An Adventure of a lifetime

It’s “S Day” we woke feeling a little excited but knew we had a few things to do before we could head down the Birdsville Track to start our Simmo adventure.

We spent the morning letting the canvas on the trailer fully dry and moving things between the 2 vehicles that we either didn’t need to take or did need to. We then dropped the trailer at the Birdsville Caravan Park for storage for the next 2 weeks.

Filled up with fuel and the popped into the Birdsville bakery for a couple of pies, bread rolls and a muffin for Chris. He has had the curried camel before and didn’t like it so this time he got a standard chunky beef and something a little more adventurous kangaroo claret. Chris said the kangaroo was very nice.

Now we were really getting excited as we headed out of town, down the track towards the Warburton Track.

A South Australian Desert Park Pass is required to drive and camp in the Simpson. At time of writing it was $160 and is valid for 12 months.
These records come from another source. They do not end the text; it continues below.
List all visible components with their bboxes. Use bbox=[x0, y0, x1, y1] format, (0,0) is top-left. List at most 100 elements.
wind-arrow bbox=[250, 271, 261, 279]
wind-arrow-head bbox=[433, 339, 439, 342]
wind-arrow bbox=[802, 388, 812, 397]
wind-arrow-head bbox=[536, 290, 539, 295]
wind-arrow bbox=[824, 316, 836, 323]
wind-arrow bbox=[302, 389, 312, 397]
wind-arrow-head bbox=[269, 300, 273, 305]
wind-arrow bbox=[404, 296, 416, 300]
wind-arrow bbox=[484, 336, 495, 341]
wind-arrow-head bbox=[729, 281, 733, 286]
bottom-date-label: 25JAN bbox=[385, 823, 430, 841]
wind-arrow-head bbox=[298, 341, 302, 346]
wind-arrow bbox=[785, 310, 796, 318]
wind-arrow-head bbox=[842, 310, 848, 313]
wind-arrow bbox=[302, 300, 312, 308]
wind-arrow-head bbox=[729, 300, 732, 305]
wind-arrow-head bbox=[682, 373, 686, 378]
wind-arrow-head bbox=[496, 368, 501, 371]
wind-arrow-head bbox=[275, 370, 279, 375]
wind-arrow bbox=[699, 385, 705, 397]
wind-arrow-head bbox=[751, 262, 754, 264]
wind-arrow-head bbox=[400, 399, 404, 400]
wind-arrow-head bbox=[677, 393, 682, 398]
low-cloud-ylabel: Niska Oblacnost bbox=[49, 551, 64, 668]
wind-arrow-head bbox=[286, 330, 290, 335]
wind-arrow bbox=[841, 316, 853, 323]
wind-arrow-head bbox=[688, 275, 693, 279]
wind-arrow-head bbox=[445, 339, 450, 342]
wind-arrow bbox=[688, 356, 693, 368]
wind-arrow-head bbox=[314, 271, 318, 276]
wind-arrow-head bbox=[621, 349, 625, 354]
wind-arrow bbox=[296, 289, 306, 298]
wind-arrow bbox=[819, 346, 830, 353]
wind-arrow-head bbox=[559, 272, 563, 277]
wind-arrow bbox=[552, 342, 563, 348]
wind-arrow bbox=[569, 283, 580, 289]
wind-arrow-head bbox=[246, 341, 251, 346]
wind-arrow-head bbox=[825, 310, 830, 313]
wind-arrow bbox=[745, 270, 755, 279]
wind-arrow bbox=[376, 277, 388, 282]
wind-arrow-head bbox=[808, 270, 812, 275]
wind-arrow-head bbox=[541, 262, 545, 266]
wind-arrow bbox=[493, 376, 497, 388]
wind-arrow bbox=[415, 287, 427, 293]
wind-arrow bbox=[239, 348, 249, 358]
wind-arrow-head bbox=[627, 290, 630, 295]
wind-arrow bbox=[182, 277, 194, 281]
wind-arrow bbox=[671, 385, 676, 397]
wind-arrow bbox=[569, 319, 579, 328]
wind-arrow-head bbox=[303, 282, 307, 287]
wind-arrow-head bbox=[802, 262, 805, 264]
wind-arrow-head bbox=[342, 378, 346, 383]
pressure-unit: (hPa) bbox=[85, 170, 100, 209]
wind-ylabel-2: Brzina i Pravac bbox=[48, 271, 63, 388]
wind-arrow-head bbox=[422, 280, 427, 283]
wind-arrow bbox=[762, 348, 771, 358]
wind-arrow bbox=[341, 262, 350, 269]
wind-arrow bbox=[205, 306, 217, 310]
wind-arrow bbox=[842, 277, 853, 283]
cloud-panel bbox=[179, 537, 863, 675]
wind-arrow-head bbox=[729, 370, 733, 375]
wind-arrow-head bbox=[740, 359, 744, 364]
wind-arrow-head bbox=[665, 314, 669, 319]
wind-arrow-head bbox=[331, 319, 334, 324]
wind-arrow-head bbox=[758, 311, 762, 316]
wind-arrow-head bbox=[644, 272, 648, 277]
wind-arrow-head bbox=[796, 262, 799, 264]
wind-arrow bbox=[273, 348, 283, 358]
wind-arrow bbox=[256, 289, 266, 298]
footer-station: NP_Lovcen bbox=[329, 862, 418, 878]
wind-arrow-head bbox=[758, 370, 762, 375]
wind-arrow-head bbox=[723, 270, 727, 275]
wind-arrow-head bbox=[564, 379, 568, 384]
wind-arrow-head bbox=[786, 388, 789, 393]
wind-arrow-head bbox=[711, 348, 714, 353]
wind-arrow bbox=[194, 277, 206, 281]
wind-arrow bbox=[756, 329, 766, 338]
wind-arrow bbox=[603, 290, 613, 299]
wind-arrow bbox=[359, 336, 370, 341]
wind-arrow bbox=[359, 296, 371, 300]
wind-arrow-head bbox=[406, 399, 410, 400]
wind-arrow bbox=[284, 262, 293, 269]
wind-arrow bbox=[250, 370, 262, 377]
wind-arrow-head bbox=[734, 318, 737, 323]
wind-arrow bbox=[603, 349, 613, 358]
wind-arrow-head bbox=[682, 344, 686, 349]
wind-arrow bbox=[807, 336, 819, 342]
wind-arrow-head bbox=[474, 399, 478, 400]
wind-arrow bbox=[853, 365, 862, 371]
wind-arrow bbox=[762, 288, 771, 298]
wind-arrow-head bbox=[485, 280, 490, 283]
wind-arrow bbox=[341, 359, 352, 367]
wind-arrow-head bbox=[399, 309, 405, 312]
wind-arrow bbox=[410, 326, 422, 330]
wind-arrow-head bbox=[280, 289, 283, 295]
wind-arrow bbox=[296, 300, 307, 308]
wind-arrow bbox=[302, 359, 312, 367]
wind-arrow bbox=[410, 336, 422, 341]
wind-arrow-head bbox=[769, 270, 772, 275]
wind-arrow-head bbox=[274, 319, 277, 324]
The pass includes a guide, permit and some maps. It can be purchased in advance from the SA National Park website, or from places in Birdsville or Mt Dare. We opted to buy ours in Birdsville just in case something came up that changed our plans, like rain or flooding.

Some areas of the Birdsville track were very rutted from where vehicles had driven along the track in recent rains. In many places there was water alongside the road, water on the road in several places and even some grading being done. All in all it’s not a bad road and we saw plenty of people towing caravans up the track.

A sand/safety flag is also required to travel across the Simpson Desert, check the SA National Parks website for up to date requirements.

The turnoff to Warburton Track is 200km from Birdsville, now the adventure really begins.